But how is the first assembly code retrieving and storing the struct returned from the subroutine?
First of all, it doesn't return a struct, it returns a pointer to a struct in EAX. The function's return type is struct _A*. You don't show what it's pointing to; perhaps some static buffer in a non-thread-safe function?
It looks like you left out a rep movsd in the first example after setting up esi, edi, and ecx (your esx is obviously a typo). This will memcpy 4*8 = 32 bytes from the pointer returned in EAX to the static storage for A. (Note the mov edi, offset A to get the actual address of A into EDI.)
With a smaller struct, it copies it with a few mov instructions instead of setting up for a rep movsd (which has considerable startup overhead and is a bad choice for a 32-byte copy if SSE was available). i.e. it fully unrolls a copy loop.
(In the first version of the, I didn't look closely enough at the code, and based on the wording thought you were actually returning a struct by value when you talked about returning a struct. Seems a shame to delete what I wrote about that related case. Instead of hidden pointer, you have an explicit pointer to an object that exists in the C++, not just in the asm implementation of what the C++ abstract machine does.)
Large struct by-value returns are returned by hidden pointer (the caller passes in a pointer as the first arg, and the function returns it in EAX for the convenience of the caller). This is typical for most calling conventions; see links to calling convention docs in the x86 tag wiki.
The value of A itself is 32 bytes, and doesn't fit in a register.

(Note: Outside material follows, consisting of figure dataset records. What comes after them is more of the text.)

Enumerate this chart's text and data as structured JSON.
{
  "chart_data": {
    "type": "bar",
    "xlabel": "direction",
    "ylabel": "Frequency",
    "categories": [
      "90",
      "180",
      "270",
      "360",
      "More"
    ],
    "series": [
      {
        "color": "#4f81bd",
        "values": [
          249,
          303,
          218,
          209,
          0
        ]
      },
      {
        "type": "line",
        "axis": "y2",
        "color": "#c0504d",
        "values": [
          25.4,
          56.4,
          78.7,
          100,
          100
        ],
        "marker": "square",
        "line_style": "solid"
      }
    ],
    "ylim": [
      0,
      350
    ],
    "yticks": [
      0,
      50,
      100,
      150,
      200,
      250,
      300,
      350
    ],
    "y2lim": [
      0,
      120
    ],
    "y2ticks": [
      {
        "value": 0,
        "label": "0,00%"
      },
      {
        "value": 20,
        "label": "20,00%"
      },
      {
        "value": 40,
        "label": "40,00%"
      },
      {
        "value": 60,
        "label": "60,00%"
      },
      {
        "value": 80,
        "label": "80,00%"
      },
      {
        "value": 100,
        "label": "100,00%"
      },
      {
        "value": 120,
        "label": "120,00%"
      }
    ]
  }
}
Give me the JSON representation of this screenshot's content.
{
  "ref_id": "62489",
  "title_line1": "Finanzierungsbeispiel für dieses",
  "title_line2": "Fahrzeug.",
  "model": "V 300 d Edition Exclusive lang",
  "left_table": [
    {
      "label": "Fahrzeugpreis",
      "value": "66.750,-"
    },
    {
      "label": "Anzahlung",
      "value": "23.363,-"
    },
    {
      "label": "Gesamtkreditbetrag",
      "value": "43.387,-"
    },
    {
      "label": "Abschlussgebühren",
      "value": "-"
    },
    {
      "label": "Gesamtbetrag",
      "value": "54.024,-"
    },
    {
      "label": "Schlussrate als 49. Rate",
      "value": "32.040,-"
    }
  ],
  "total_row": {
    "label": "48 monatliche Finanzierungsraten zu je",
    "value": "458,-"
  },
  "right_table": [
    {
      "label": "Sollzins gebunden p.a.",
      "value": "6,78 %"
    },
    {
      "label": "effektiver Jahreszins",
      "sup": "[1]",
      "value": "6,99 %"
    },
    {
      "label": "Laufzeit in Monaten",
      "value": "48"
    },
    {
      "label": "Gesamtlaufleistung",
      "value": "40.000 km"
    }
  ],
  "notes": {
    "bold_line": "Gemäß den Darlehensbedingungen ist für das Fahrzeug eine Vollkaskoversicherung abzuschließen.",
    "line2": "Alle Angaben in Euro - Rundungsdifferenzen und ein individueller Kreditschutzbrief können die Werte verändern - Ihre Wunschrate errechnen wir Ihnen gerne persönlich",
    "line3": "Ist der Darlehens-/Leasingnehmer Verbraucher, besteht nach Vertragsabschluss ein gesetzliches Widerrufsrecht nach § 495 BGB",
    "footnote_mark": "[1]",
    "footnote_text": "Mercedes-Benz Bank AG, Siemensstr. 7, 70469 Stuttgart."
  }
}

Often in asm you need a pointer to an object. push OFFSET A is probably part of calling a function that takes A by reference (probably explicitly in the C++ source; I don't think any of the standard x86 calling conventions implement pass-by-value as pass-by-const-reference, only by non-const reference e.g. for Windows x64, and maybe others).
Your compiler probably couldn't optimize A = foo(); (returning a large struct by value) by passing the address of A directly as the output pointer.
A is global, and the callee is allowed to assume that its return-value buffer doesn't alias the global A. The caller can't assume that the function doesn't access A directly, but according to the C++ abstract machine the value of A doesn't change until after the function returns.